Mavera si riferiva ai fatti accaduti nel 1444, quando Venezia con Genova ed Ungheria tentarono di spezzare l'anello turco stretto attorno a Costantinopoli e i genovesi tradirono e si vendettero.
"Conosco quei fatti: un maledetto tradimento, messere!"
"Oggi sappiamo meglio come andarono le cose e chi guidò..."

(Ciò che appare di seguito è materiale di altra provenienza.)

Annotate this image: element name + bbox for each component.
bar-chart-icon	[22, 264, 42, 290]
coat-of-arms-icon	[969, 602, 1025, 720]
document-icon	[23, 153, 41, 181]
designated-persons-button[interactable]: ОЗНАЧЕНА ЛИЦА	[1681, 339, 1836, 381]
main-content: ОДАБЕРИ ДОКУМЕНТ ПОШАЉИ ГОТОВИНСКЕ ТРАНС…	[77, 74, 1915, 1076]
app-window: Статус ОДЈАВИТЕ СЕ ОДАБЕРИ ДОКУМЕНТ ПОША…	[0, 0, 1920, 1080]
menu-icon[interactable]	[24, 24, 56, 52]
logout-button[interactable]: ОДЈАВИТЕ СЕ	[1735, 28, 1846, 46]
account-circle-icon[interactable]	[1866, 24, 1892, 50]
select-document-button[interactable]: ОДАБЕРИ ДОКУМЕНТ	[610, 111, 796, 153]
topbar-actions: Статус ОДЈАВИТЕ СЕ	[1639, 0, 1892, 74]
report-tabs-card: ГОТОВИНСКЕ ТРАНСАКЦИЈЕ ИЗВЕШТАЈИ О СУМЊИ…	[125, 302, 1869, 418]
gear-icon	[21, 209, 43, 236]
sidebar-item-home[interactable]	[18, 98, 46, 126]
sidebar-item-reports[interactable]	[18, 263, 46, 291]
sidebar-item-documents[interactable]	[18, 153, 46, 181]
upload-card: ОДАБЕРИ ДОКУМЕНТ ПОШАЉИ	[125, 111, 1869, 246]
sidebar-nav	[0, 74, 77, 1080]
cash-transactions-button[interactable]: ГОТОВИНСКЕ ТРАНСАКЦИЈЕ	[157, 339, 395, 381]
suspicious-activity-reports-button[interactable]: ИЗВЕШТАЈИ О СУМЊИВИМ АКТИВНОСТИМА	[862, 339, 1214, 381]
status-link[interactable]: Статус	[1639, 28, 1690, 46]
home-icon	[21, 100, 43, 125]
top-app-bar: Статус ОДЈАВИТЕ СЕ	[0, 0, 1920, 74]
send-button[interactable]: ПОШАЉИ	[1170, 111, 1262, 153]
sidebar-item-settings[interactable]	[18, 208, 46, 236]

"Per questo dico che il pericolo ottomano si affronta solo facendo un fronte unico.- lo interruppe Orsini - Contese e rivalità tra principi devono essere deposte..."

Raniero ascoltava e pensava che con quei discorsi, l'allegra atmosfera rischiava di raffreddarsi, ma un piccolo fauno gli si avvicinò con dell'uva ed un biglietto; c'era scritto:
"Domani all'ora ultima, alla bottega. Samuelo."
Raniero si guardò intorno nel timore d'essere stato visto.

Nessuno badava a lui: la generale attenzione era rivolta ad una zingarella che si era piazzata al centro di una parete e stava in attesa, poi, nel silenzio calato improvviso, un sibilo attraversò la sala e la lama di un coltello sfiorò una manica della veste della piccola, prima di conficcarsi a pochi centimetri dalla sua spalla sinistra.
Gli sguardi di tutti si spostarono nella direzione opposta: Rames, il lanciatore di coltelli, pronto a lanciare il secondo pugnale.
"Quello zingaro maneggia il pugnale in maniera straordinaria." dovette ammettere a se stesso, Raniero, impressionato da tanta bravura.
"Che sollazzo avrei, - sentì la voce di una donna alle sue spalle - se al posto di quella zingarella ci fosse Donna Lucia o Madonna Lisa."
Raniero si voltò a guardare la donna. Non giovane, vistosamente  imbellettata e ingioiellata, addosso una preziosa veste di seta porporina e maniche con sbuffi raccolti da nastrini,  con un frustino teneva a bada un grosso pastore e con la mano libera giocherellava con un cagnetto dalle dimensioni così ridotte da sembrare un ninnolo.
C'erano molti  animali e si muovevano indisturbati per casa: cagnetti, pavoni, uccelli e perfino qualche coniglio.
La donna allungò il frustino e Raniero guardò in direzione della mano, che indicava una panca sovrastata da una "soaza", mensola tipica veneziana, che correva lungo la parete e che reggeva una quantità imprecisata di vasi e bronzi.